Melatonin Absence Leads To Long-Term Leptin Resistance And Overweight In Rats

Melatonin (Mel), a molecule that conveys photoperiodic information to the organisms, is also involved in the regulation of energy homeostasis. Mechanisms of action of Mel in the energy balance remain unclear; herein we investigated how Mel regulates energy intake and expenditure to promote a proper energy balance. Male Wistar rats were assigned to Control, Control+Mel, Pinealectomized (PINX) and PINX+Mel groups. To restore a 24-hour rhythm, Mel (1mg/kg) was added to the drinking water exclusively during the dark phase for 13 weeks. After this treatment period, rats were subjected to a 24-hour fasting test, an acute leptin responsiveness test and cold challenge.

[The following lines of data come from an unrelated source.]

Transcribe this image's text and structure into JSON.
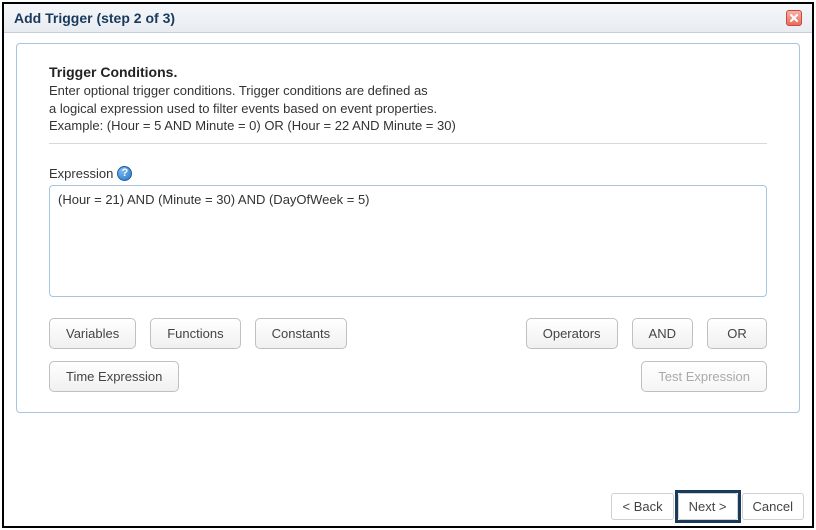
{
  "dialog": {
    "title": "Add Trigger (step 2 of 3)"
  },
  "section": {
    "title": "Trigger Conditions.",
    "desc1": "Enter optional trigger conditions. Trigger conditions are defined as",
    "desc2": "a logical expression used to filter events based on event properties.",
    "desc3": "Example: (Hour = 5 AND Minute = 0) OR (Hour = 22 AND Minute = 30)"
  },
  "expression": {
    "label": "Expression",
    "value": "(Hour = 21) AND (Minute = 30) AND (DayOfWeek = 5)",
    "help_symbol": "?"
  },
  "buttons": {
    "variables": "Variables",
    "functions": "Functions",
    "constants": "Constants",
    "operators": "Operators",
    "and": "AND",
    "or": "OR",
    "time_expression": "Time Expression",
    "test_expression": "Test Expression"
  },
  "footer": {
    "back": "< Back",
    "next": "Next >",
    "cancel": "Cancel"
  }
}
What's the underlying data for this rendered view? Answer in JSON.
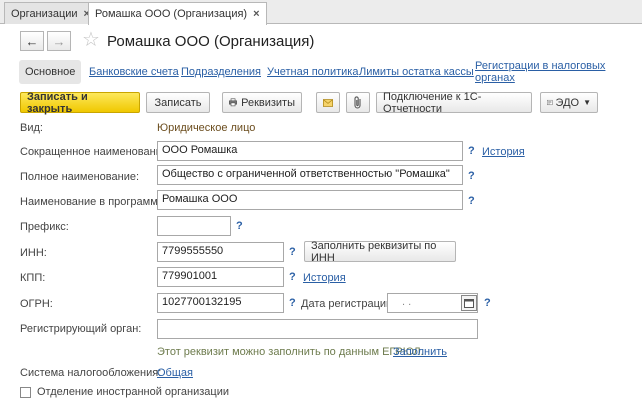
{
  "tabs": [
    {
      "label": "Организации",
      "close": "×"
    },
    {
      "label": "Ромашка ООО (Организация)",
      "close": "×"
    }
  ],
  "header": {
    "title": "Ромашка ООО (Организация)",
    "back": "←",
    "forward": "→",
    "star": "☆"
  },
  "sections": {
    "basic": "Основное",
    "bank": "Банковские счета",
    "divisions": "Подразделения",
    "policy": "Учетная политика",
    "cash_limits": "Лимиты остатка кассы",
    "tax_registration": "Регистрации в налоговых органах"
  },
  "toolbar": {
    "save_close": "Записать и закрыть",
    "save": "Записать",
    "requisites": "Реквизиты",
    "connect": "Подключение к 1С-Отчетности",
    "edo": "ЭДО"
  },
  "form": {
    "kind_label": "Вид:",
    "kind_value": "Юридическое лицо",
    "short_name_label": "Сокращенное наименование:",
    "short_name_value": "ООО Ромашка",
    "full_name_label": "Полное наименование:",
    "full_name_value": "Общество с ограниченной ответственностью \"Ромашка\"",
    "program_name_label": "Наименование в программе:",
    "program_name_value": "Ромашка ООО",
    "prefix_label": "Префикс:",
    "prefix_value": "",
    "inn_label": "ИНН:",
    "inn_value": "7799555550",
    "fill_by_inn": "Заполнить реквизиты по ИНН",
    "kpp_label": "КПП:",
    "kpp_value": "779901001",
    "ogrn_label": "ОГРН:",
    "ogrn_value": "1027700132195",
    "reg_date_label": "Дата регистрации:",
    "reg_date_value": ". .",
    "reg_authority_label": "Регистрирующий орган:",
    "reg_authority_value": "",
    "egrul_hint": "Этот реквизит можно заполнить по данным ЕГРЮЛ.",
    "fill_link": "Заполнить",
    "tax_system_label": "Система налогообложения:",
    "tax_system_value": "Общая",
    "foreign_branch_label": "Отделение иностранной организации",
    "history": "История",
    "help": "?"
  }
}
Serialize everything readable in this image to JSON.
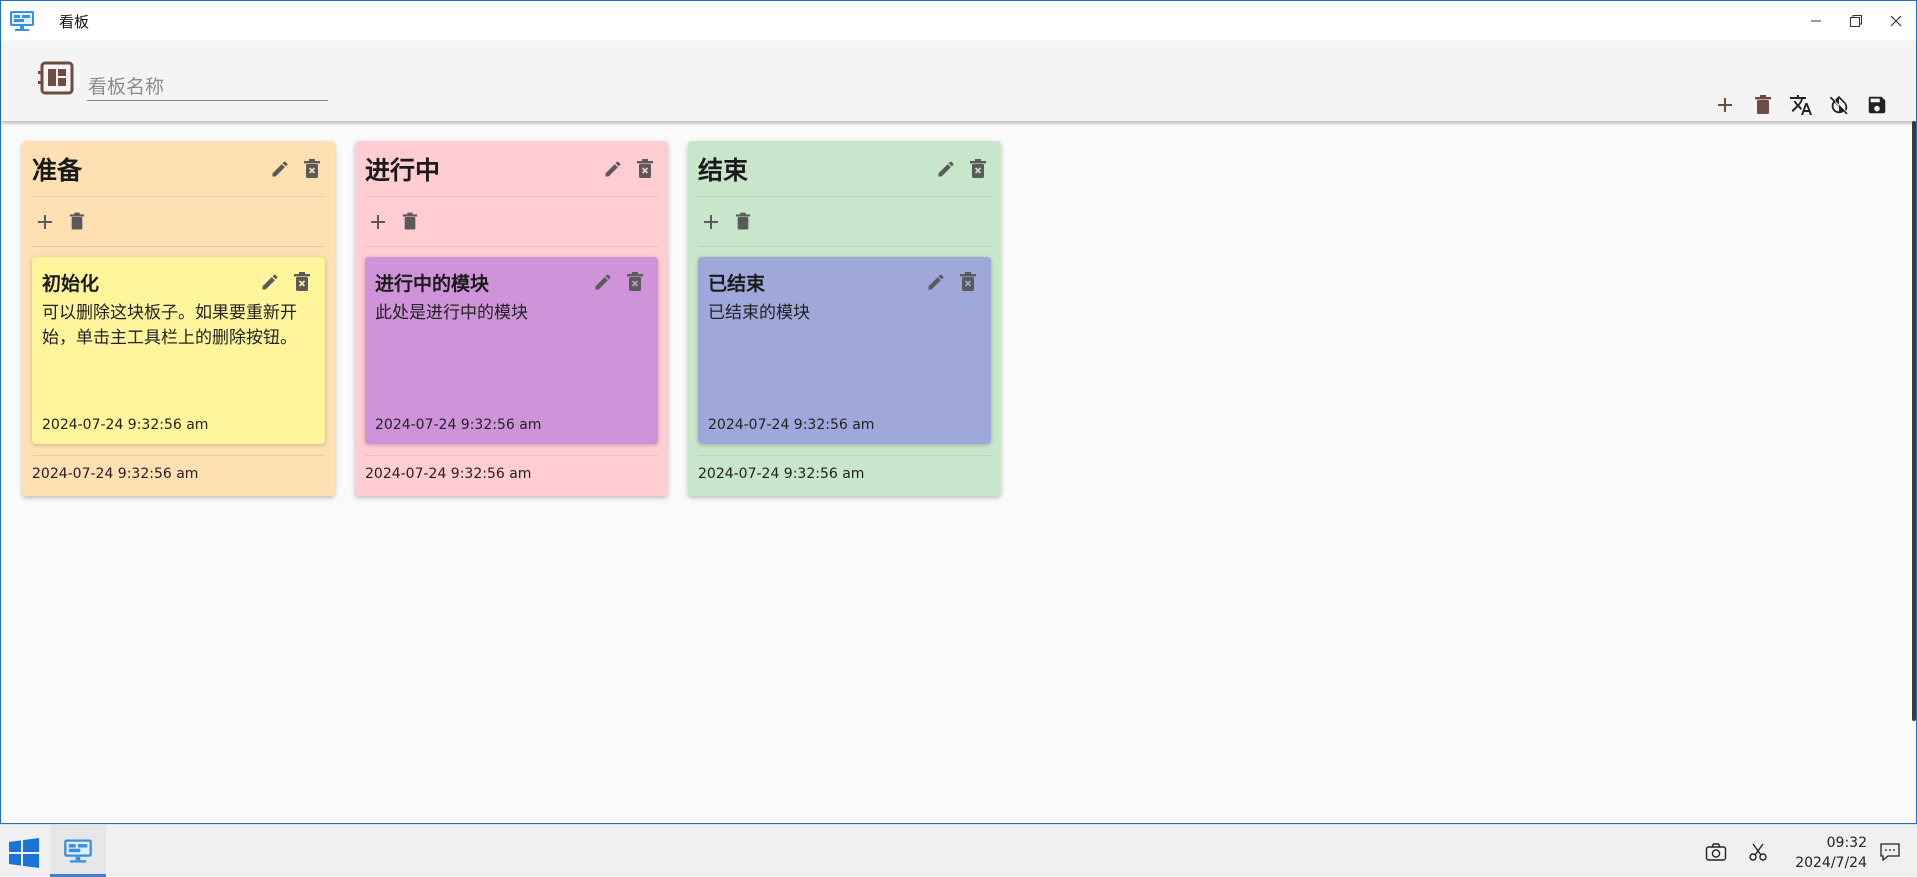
{
  "window": {
    "title": "看板"
  },
  "toolbar": {
    "board_name_placeholder": "看板名称",
    "actions": [
      "add-icon",
      "delete-icon",
      "translate-icon",
      "theme-off-icon",
      "save-icon"
    ]
  },
  "lists": [
    {
      "title": "准备",
      "color": "#ffe0b2",
      "footer_time": "2024-07-24 9:32:56 am",
      "card": {
        "title": "初始化",
        "body": "可以删除这块板子。如果要重新开始，单击主工具栏上的删除按钮。",
        "time": "2024-07-24 9:32:56 am",
        "color": "#fff59d"
      }
    },
    {
      "title": "进行中",
      "color": "#ffcdd2",
      "footer_time": "2024-07-24 9:32:56 am",
      "card": {
        "title": "进行中的模块",
        "body": "此处是进行中的模块",
        "time": "2024-07-24 9:32:56 am",
        "color": "#ce93d8"
      }
    },
    {
      "title": "结束",
      "color": "#c8e6c9",
      "footer_time": "2024-07-24 9:32:56 am",
      "card": {
        "title": "已结束",
        "body": "已结束的模块",
        "time": "2024-07-24 9:32:56 am",
        "color": "#9fa8da"
      }
    }
  ],
  "taskbar": {
    "time": "09:32",
    "date": "2024/7/24"
  }
}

Mel treatment reduced food intake, body weight and adiposity. When challenged to 24-hour fasting, Mel-treated rats also showed reduced hyperphagia when the food was replaced. Remarkably, PINX-rats exhibited leptin resistance; this was likely related to the capacity of leptin to affect body weight, food intake and hypothalamic STAT3 phosphorylation, all of which were reduced. Mel treatment restored leptin sensitivity in PINX-rats. An increased hypothalamic expression of agouti-related peptide (Agrp), neuropeptide Y (Npy) and Orexin was observed in the PINX group while Mel treatment reduced the expression of Agrp and Orexin. In addition, PINX-rats presented lower UCP1 protein levels in the BAT and required higher tail vasoconstriction to get a proper thermogenic response to cold challenge. Our findings reveal a previously unrecognized interaction of Mel and leptin in the hypothalamus to regulate the energy balance. These findings may help to explain the high incidence of metabolic diseases in individuals exposed to light at night.